Jairo era romântico. Sonhava com felizes para sempre. Mas não conseguia parear seu coração. Procurava quem lhe dissesse as palavras certas e aceitasse suas idiossincrasias.
Não lhe faltava beleza. Frequentava academia de ginástica, corria maratonas. Aeróbico perfeito e músculos torneados, investiu nas mais bonitas. Encontrou prazer e carinho mas não conseguiu amar para toda a vida.
Pinçava, nas conversas, a visão da vida, o bom humor das manhãs, a garra. Extraía uma ou outra delicadeza mas acabava se contentando com pouco. Sonhava filosofias, achava citações rasas. Pensava em parceria, via-se suprindo carências. Desejava remanso, empurrado para baladas.

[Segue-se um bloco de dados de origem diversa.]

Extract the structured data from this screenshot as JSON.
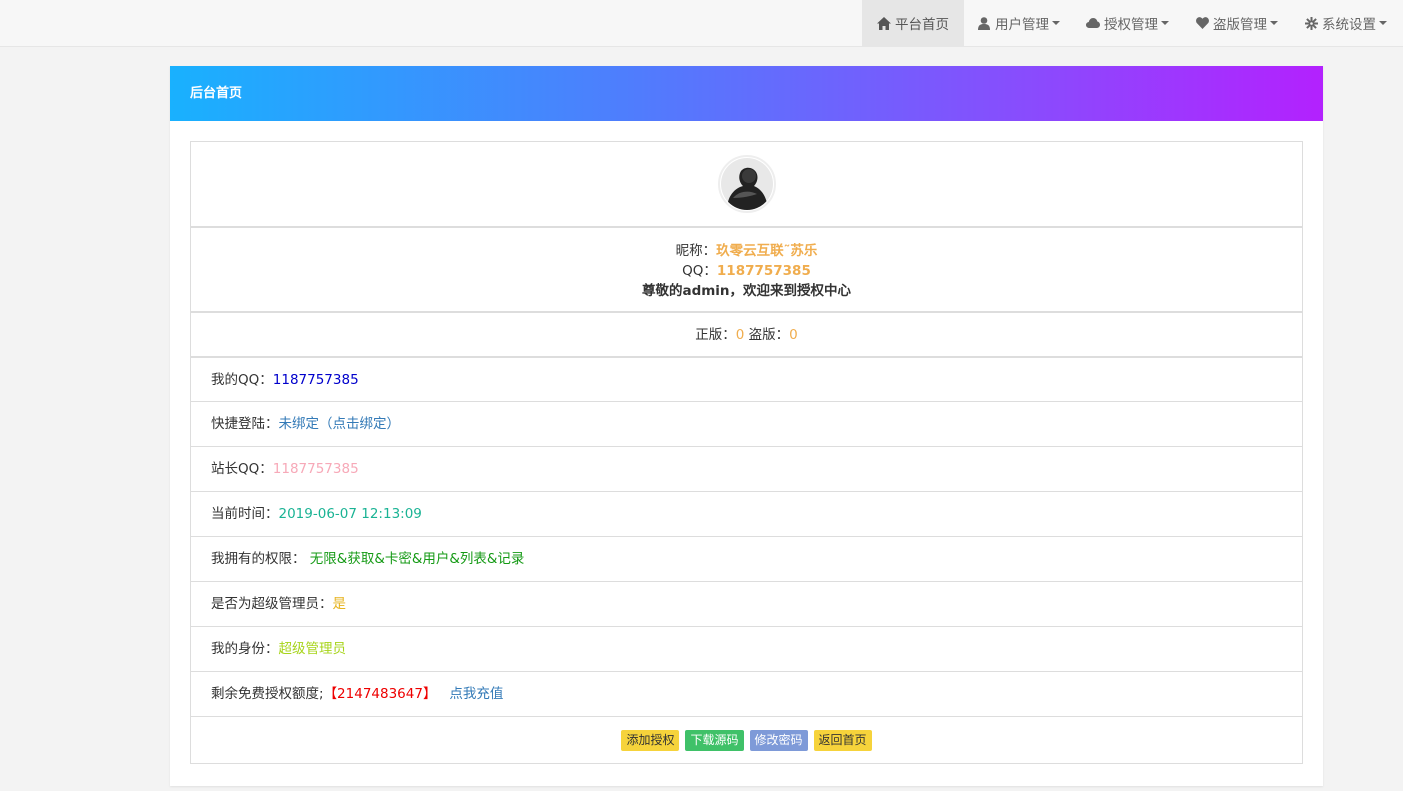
{
  "nav": {
    "items": [
      {
        "label": "平台首页",
        "icon": "home-icon"
      },
      {
        "label": "用户管理",
        "icon": "user-icon"
      },
      {
        "label": "授权管理",
        "icon": "cloud-icon"
      },
      {
        "label": "盗版管理",
        "icon": "heart-icon"
      },
      {
        "label": "系统设置",
        "icon": "gear-icon"
      }
    ]
  },
  "panel": {
    "title": "后台首页"
  },
  "profile": {
    "nickname_label": "昵称：",
    "nickname": "玖零云互联˜苏乐",
    "qq_label": "QQ：",
    "qq": "1187757385",
    "welcome": "尊敬的admin，欢迎来到授权中心"
  },
  "counts": {
    "genuine_label": "正版：",
    "genuine": "0",
    "pirate_label": " 盗版：",
    "pirate": "0"
  },
  "details": {
    "my_qq_label": "我的QQ：",
    "my_qq": "1187757385",
    "quick_login_label": "快捷登陆：",
    "quick_login": "未绑定（点击绑定）",
    "admin_qq_label": "站长QQ：",
    "admin_qq": "1187757385",
    "time_label": "当前时间：",
    "time": "2019-06-07 12:13:09",
    "perm_label": "我拥有的权限：",
    "perm": "无限&获取&卡密&用户&列表&记录",
    "super_label": "是否为超级管理员：",
    "super": "是",
    "identity_label": "我的身份：",
    "identity": "超级管理员",
    "quota_label": "剩余免费授权额度;",
    "quota": "【2147483647】",
    "recharge": "点我充值"
  },
  "buttons": {
    "add": "添加授权",
    "download": "下载源码",
    "password": "修改密码",
    "back": "返回首页"
  },
  "colors": {
    "gradient_start": "#19b1fe",
    "gradient_end": "#b321fe",
    "orange": "#f0ad4e"
  }
}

Se não havia problema de beleza nem de assunto, Jairo pensou: performance. Leu manuais, tentou posições, aprendeu sobre o desejo feminino. Tocava os pontos erógenos menos óbvios, arrasava nas preliminares, dava colo depois do amor, fazia conchinha. Era carinhoso ou selvagem, como preferissem. Algumas vezes foi desejado; nenhuma vez, compreendido.

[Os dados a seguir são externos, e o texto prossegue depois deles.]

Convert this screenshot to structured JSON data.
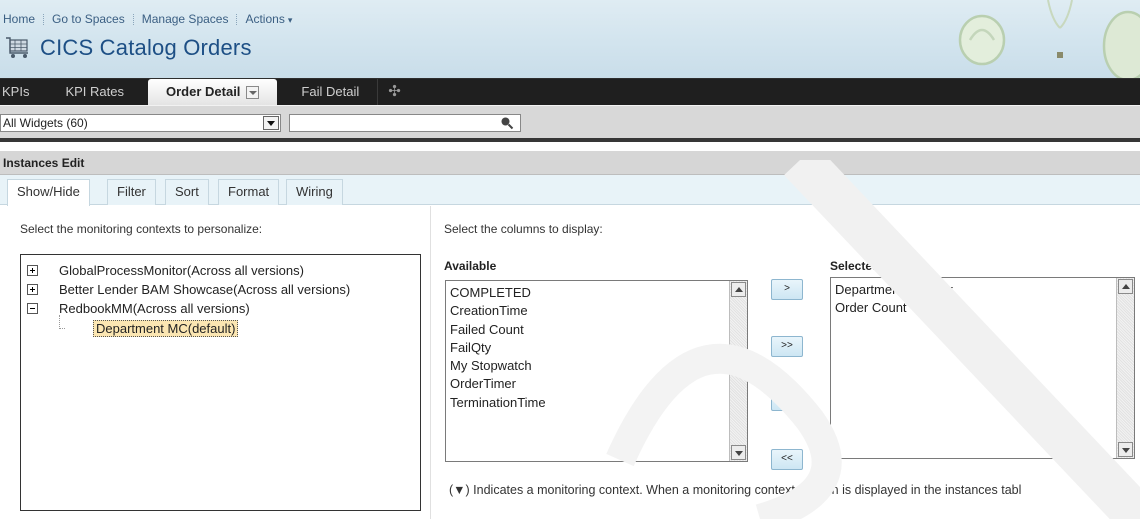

Enfrentava o silêncio no fim dos dias. Chegava aos Natais sozinho. Se acompanhado, mantinham-se os vazios. Perguntava azul, respondiam-lhe verde. Não havia brecha na programação para compartilharem-se angústias.
Jairo desistiu. Estaria para nascer a mulher que o compreenderia.
Um amigo lhe contou sobre um “chatbot”, um programa de inteligência artificial, usado para ser companhia, conversar. Riram juntos da carência alheia. Imitaram robôs, fizeram voz metálica.
Mas Jairo não resistiu a baixar o aplicativo. Conversou por horas e descobriu cumplicidade. Atribuiu consciência à combinação perfeita de dados armazenados. Reconheceu alma gêmea nas respostas que sempre quis ouvir, nas percepções que, antes, pensava serem só suas. Apaixonou-se à primeira interação. Desmarcou um encontro na quarta-feira para não sentir-se infiel. Tocou a tela, riu com o canto da boca, maliciando contornos para Selma, o nome com que batizara a mulher com quem dividia as madrugadas.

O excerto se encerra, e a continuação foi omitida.